Paper No. 146-9
Presentation Time: 10:55 AM
CARBON RECYCLING AT SUBDUCTION ZONES
PLANK, Terry A.1, MALINVERNO, Alberto2 and AIUPPA, Alessandro2, (1)Lamont-Doherty Earth Observatory, Columbia University, Palisades, NY 10964, (2)Marine Geology and Geophysics, Lamont-Doherty Earth Observatory of Columbia University, 304A Oceanography, 61 Route 9W - PO Box 1000, Palisades, NY 10964-8000
The seminal paper by Isacks, Oliver & Sykes (1968), “Seismology and the New Global Tectonics,” defined subduction zones with new tools in seismology, and predicted new lines of inquiry would emerge as a consequence. One such field is geochemical recycling, which emerged from the recognition that subduction zones are not just sites of plate convergence but regions where the interior and exterior of the Earth chemically exchange. Material from the surface of the earth sinks into the mantle, and some of this material returns to the surface via fluid generation in the downgoing plate, mantle wedge melting and arc volcanism. Such recycling has been illuminated with geochemical tracers, most notably trace metals and their isotopes. Critical volatile species (C-H-S) have been difficult to trace during subduction. Here we explore carbon cycling through subduction zones, which presents challenges due to its heterogeneous distribution on the seafloor as carbonate and organic carbon, and due to its deep exsolution into a gas phase during arc magmatism.

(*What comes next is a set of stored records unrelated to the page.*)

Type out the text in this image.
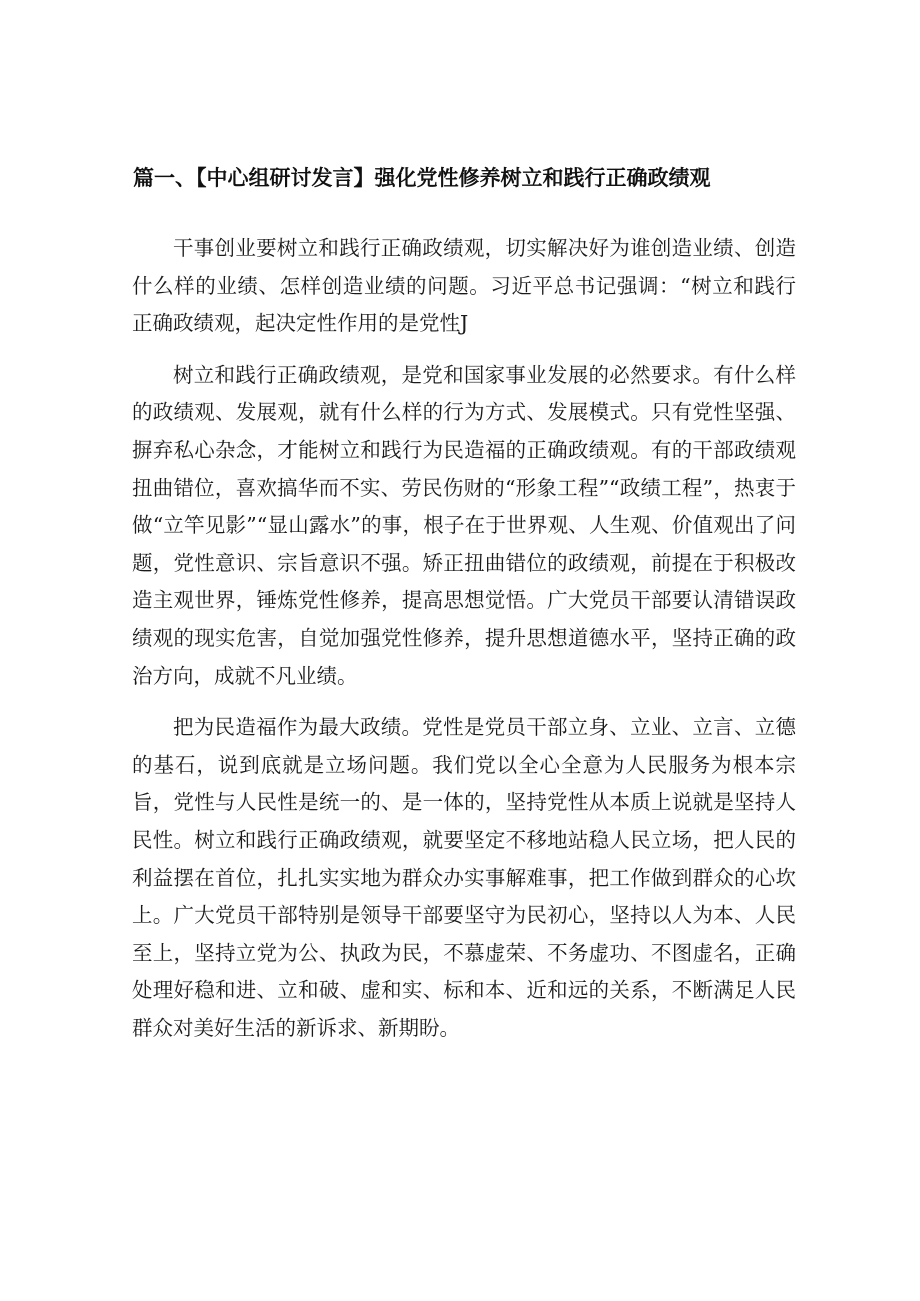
篇一、【中心组研讨发言】强化党性修养树立和践行正确政绩观

干事创业要树立和践行正确政绩观，切实解决好为谁创造业绩、创造什么样的业绩、怎样创造业绩的问题。习近平总书记强调：“树立和践行正确政绩观，起决定性作用的是党性J

树立和践行正确政绩观，是党和国家事业发展的必然要求。有什么样的政绩观、发展观，就有什么样的行为方式、发展模式。只有党性坚强、摒弃私心杂念，才能树立和践行为民造福的正确政绩观。有的干部政绩观扭曲错位，喜欢搞华而不实、劳民伤财的“形象工程”“政绩工程”，热衷于做“立竿见影”“显山露水”的事，根子在于世界观、人生观、价值观出了问题，党性意识、宗旨意识不强。矫正扭曲错位的政绩观，前提在于积极改造主观世界，锤炼党性修养，提高思想觉悟。广大党员干部要认清错误政绩观的现实危害，自觉加强党性修养，提升思想道德水平，坚持正确的政治方向，成就不凡业绩。

把为民造福作为最大政绩。党性是党员干部立身、立业、立言、立德的基石，说到底就是立场问题。我们党以全心全意为人民服务为根本宗旨，党性与人民性是统一的、是一体的，坚持党性从本质上说就是坚持人民性。树立和践行正确政绩观，就要坚定不移地站稳人民立场，把人民的利益摆在首位，扎扎实实地为群众办实事解难事，把工作做到群众的心坎上。广大党员干部特别是领导干部要坚守为民初心，坚持以人为本、人民至上，坚持立党为公、执政为民，不慕虚荣、不务虚功、不图虚名，正确处理好稳和进、立和破、虚和实、标和本、近和远的关系，不断满足人民群众对美好生活的新诉求、新期盼。
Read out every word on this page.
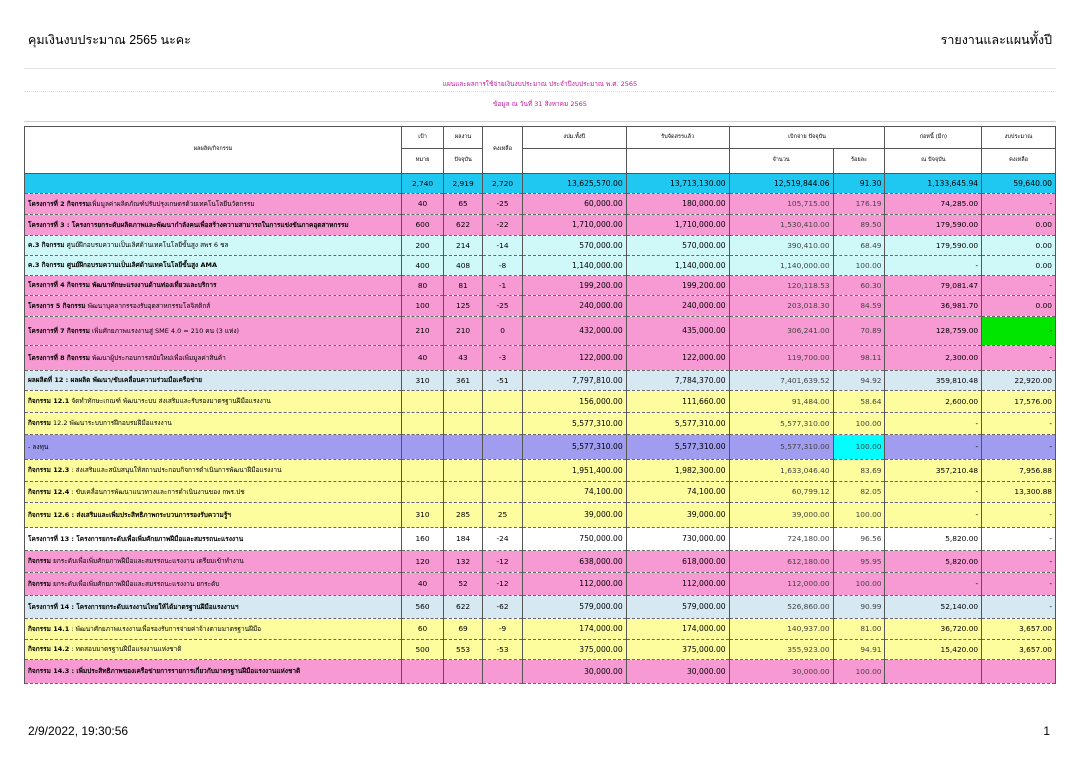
คุมเงินงบประมาณ 2565 นะคะ	รายงานและแผนทั้งปี
แผนและผลการใช้จ่ายเงินงบประมาณ ประจำปีงบประมาณ พ.ศ. 2565
ข้อมูล ณ วันที่ 31 สิงหาคม 2565
ผลผลิต/กิจกรรม	เป้า	ผลงาน	คงเหลือ	งปม.ทั้งปี	รับจัดสรรแล้ว	เบิกจ่าย ปัจจุบัน		ก่อหนี้ (มีก)	งบประมาณ
	หมาย	ปัจจุบัน				จำนวน	ร้อยละ	ณ ปัจจุบัน	คงเหลือ
	2,740	2,919	2,720	13,625,570.00	13,713,130.00	12,519,844.06	91.30	1,133,645.94	59,640.00
โครงการที่ 2 กิจกรรมเพิ่มมูลค่าผลิตภัณฑ์ปรับปรุงเกษตรด้วยเทคโนโลยีนวัตกรรม	40	65	-25	60,000.00	180,000.00	105,715.00	176.19	74,285.00	-
โครงการที่ 3 : โครงการยกระดับผลิตภาพและพัฒนากำลังคนเพื่อสร้างความสามารถในการแข่งขันภาคอุตสาหกรรม	600	622	-22	1,710,000.00	1,710,000.00	1,530,410.00	89.50	179,590.00	0.00
ค.3 กิจกรรม ศูนย์ฝึกอบรมความเป็นเลิศด้านเทคโนโลยีขั้นสูง สพร 6 ชล	200	214	-14	570,000.00	570,000.00	390,410.00	68.49	179,590.00	0.00
ค.3 กิจกรรม ศูนย์ฝึกอบรมความเป็นเลิศด้านเทคโนโลยีขั้นสูง AMA	400	408	-8	1,140,000.00	1,140,000.00	1,140,000.00	100.00	-	0.00
โครงการที่ 4 กิจกรรม พัฒนาทักษะแรงงานด้านท่องเที่ยวและบริการ	80	81	-1	199,200.00	199,200.00	120,118.53	60.30	79,081.47	-
โครงการ 5 กิจกรรม พัฒนาบุคลากรรองรับอุตสาหกรรมโลจิสติกส์	100	125	-25	240,000.00	240,000.00	203,018.30	84.59	36,981.70	0.00
โครงการที่ 7 กิจกรรม เพิ่มศักยภาพแรงงานสู่ SME 4.0 = 210 คน (3 แห่ง)	210	210	0	432,000.00	435,000.00	306,241.00	70.89	128,759.00	-
โครงการที่ 8 กิจกรรม พัฒนาผู้ประกอบการสมัยใหม่เพื่อเพิ่มมูลค่าสินค้า	40	43	-3	122,000.00	122,000.00	119,700.00	98.11	2,300.00	-
ผลผลิตที่ 12 : ผลผลิต พัฒนา/ขับเคลื่อนความร่วมมือเครือข่าย	310	361	-51	7,797,810.00	7,784,370.00	7,401,639.52	94.92	359,810.48	22,920.00
กิจกรรม 12.1 จัดทำทักษะเกณฑ์ พัฒนาระบบ ส่งเสริมและรับรองมาตรฐานฝีมือแรงงาน				156,000.00	111,660.00	91,484.00	58.64	2,600.00	17,576.00
กิจกรรม 12.2 พัฒนาระบบการฝึกอบรมฝีมือแรงงาน				5,577,310.00	5,577,310.00	5,577,310.00	100.00	-	-
- ลงทุน				5,577,310.00	5,577,310.00	5,577,310.00	100.00	-	-
กิจกรรม 12.3 : ส่งเสริมและสนับสนุนให้สถานประกอบกิจการดำเนินการพัฒนาฝีมือแรงงาน				1,951,400.00	1,982,300.00	1,633,046.40	83.69	357,210.48	7,956.88
กิจกรรม 12.4 : ขับเคลื่อนการพัฒนาแนวทางและการดำเนินงานของ กพร.ปช				74,100.00	74,100.00	60,799.12	82.05	-	13,300.88
กิจกรรม 12.6 : ส่งเสริมและเพิ่มประสิทธิภาพกระบวนการรองรับความรู้ฯ	310	285	25	39,000.00	39,000.00	39,000.00	100.00	-	-
โครงการที่ 13 : โครงการยกระดับเพื่อเพิ่มศักยภาพฝีมือและสมรรถนะแรงงาน	160	184	-24	750,000.00	730,000.00	724,180.00	96.56	5,820.00	-
กิจกรรม ยกระดับเพื่อเพิ่มศักยภาพฝีมือและสมรรถนะแรงงาน เตรียมเข้าทำงาน	120	132	-12	638,000.00	618,000.00	612,180.00	95.95	5,820.00	-
กิจกรรม ยกระดับเพื่อเพิ่มศักยภาพฝีมือและสมรรถนะแรงงาน ยกระดับ	40	52	-12	112,000.00	112,000.00	112,000.00	100.00	-	-
โครงการที่ 14 : โครงการยกระดับแรงงานไทยให้ได้มาตรฐานฝีมือแรงงานฯ	560	622	-62	579,000.00	579,000.00	526,860.00	90.99	52,140.00	-
กิจกรรม 14.1 : พัฒนาศักยภาพแรงงานเพื่อรองรับการจ่ายค่าจ้างตามมาตรฐานฝีมือ	60	69	-9	174,000.00	174,000.00	140,937.00	81.00	36,720.00	3,657.00
กิจกรรม 14.2 : ทดสอบมาตรฐานฝีมือแรงงานแห่งชาติ	500	553	-53	375,000.00	375,000.00	355,923.00	94.91	15,420.00	3,657.00
กิจกรรม 14.3 : เพิ่มประสิทธิภาพของเครือข่ายการรายการเกี่ยวกับมาตรฐานฝีมือแรงงานแห่งชาติ				30,000.00	30,000.00	30,000.00	100.00		
2/9/2022, 19:30:56	1
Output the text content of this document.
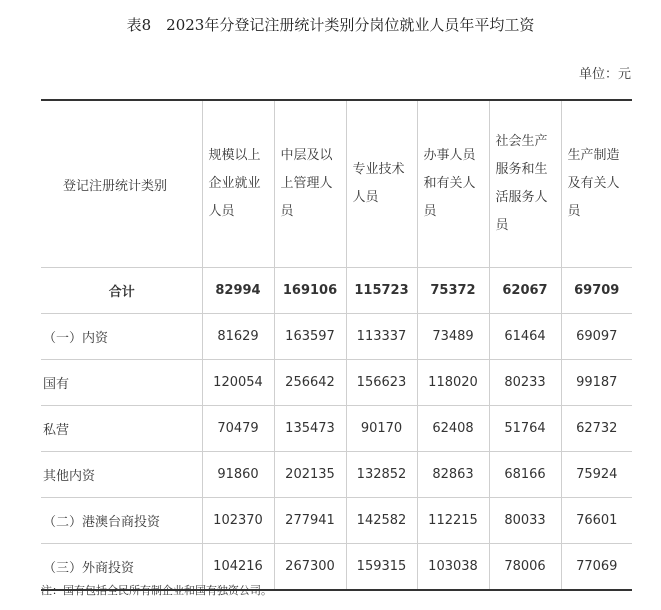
表8　2023年分登记注册统计类别分岗位就业人员年平均工资
单位：元
登记注册统计类别	规模以上企业就业人员	中层及以上管理人员	专业技术人员	办事人员和有关人员	社会生产服务和生活服务人员	生产制造及有关人员
合计	82994	169106	115723	75372	62067	69709
（一）内资	81629	163597	113337	73489	61464	69097
国有	120054	256642	156623	118020	80233	99187
私营	70479	135473	90170	62408	51764	62732
其他内资	91860	202135	132852	82863	68166	75924
（二）港澳台商投资	102370	277941	142582	112215	80033	76601
（三）外商投资	104216	267300	159315	103038	78006	77069
注：国有包括全民所有制企业和国有独资公司。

The subduction of sedimentary carbonate is rare today, due to the small fraction of subducting seafloor that has been above the calcite compensation depth. Recent in situ measurements of volcanic gas CO2 and S, combined with decades of campaign measurements, has revealed higher CO2/S gases emitted from volcanoes where carbonate sediment subducts, notably Central America, Columbia and New Zealand. Such gas signals represent among the first strong evidence for carbonate recycling at subduction zones. Seafloor sediments approach subduction zones with small amounts (generally < 1 wt%) of organic carbon (OC), but this small concentration nonetheless constitutes a significant flux over geological time with respect to the size, isotopic composition and electron balance of the exosphere. Sites with the greatest concentration of OC include those that receive terrigenous turbidites (e.g., Bengal Fan, Gulf of Alaska, etc.). We are using the mass balance of carbonate and OC to predict the isotopic composition of carbon subducting beneath each volcano along arc segments. Some regions will be dominated by subducting OC, and thus light carbon isotopes relative to the mantle. New carbon isotope data on volcanic gases will provide a new test for recycling of organic carbon at subduction zones.